IAA criticised for lack of disclosure

The failure of the Irish Aviation Authority to disclose the full nature of ‘cloaked’ foreign military planes entering our airspace and the potential threat this poses to commercial airlines has been described as “totally unacceptable” by one of the country’s foremost security experts.
IAA criticised for lack of disclosure

Tom Clonan, a former senior officer with the Irish Army and a security expert, said the public had the right to know the risk posed by military aircraft flying into the airspace controlled by the IAA. Such aircraft turn off their transponders and make themselves virtually invisible to air traffic controllers and passing civilian aircraft.

Mr Clonan made his comments after the IAA refused a request from the Irish Examiner to provide details of the number of warplanes which have strayed into IAA-controlled airspace this year.

While declining the request, the IAA admitted that a Russian ‘Bear’ bomber (a Tupolev Tu-95) skirted Irish-controlled airspace on November 20 as it was being shadowed by an RAF Typhoon fighter.

Earlier this year, there were two incursions by the Soviet-era craft into Irish-controlled airspace, one of which caused air traffic controllers to ground or divert commercial flights because of the risk of a mid-air collision with one of the Russian planes, which are known to carry nuclear bombs.
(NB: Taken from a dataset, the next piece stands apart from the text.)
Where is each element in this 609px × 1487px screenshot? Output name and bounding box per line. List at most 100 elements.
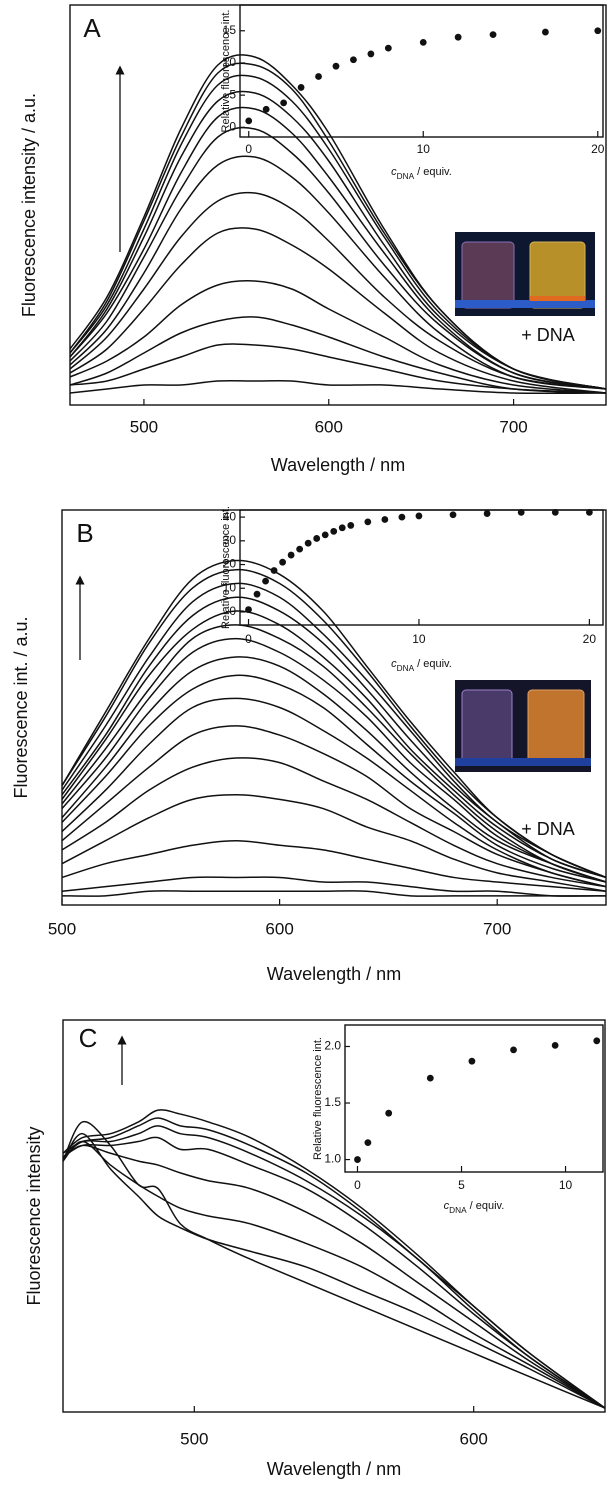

Aviation industry and military sources have told the Irish Examiner that incursions by ‘transponder-off’ aircraft have become more common in recent years and they do not believe it is just the Russians who are to blame. They also believe other superpowers are straying into our skies.

One source said there were a number of incursions last year, but fewer in 2015.

“There is an absolute necessity for full transparency and information on this,” said Mr Clonan.

“There is a concern on behalf of the travelling public about air safety following incidents in other countries where planes have gone missing or being downed.”

Mr Clonan said that, when travelling with their transponders off, these military planes are invisible to airline carriers.

“Around 75% of transatlantic traffic travels through our area of airspace control,” he said.

“We [the public] have an absolute right to know about these incidents. Having their transponders off poses an absolute hazard.

“It’s like somebody travelling the wrong way up the M50 with their headlights switched off.”

The IAA said that, on November 20, a Bear bomber did not actually enter Irish-controlled airspace at any time, but at their nearest point were 16 nautical miles away.

On February 18, two ‘cloaked’ Bear bombers flew into Irish-controlled airspace and came within 40km of the coast. They criss-crossed into major civilian airline traffic lanes, including incoming flights from North America.

This led to the IAA grounding and diverting commercial flights.

Just two weeks previously, two Russian bombers also made an incursion. That resulted in the Government speaking to the Russian ambassador.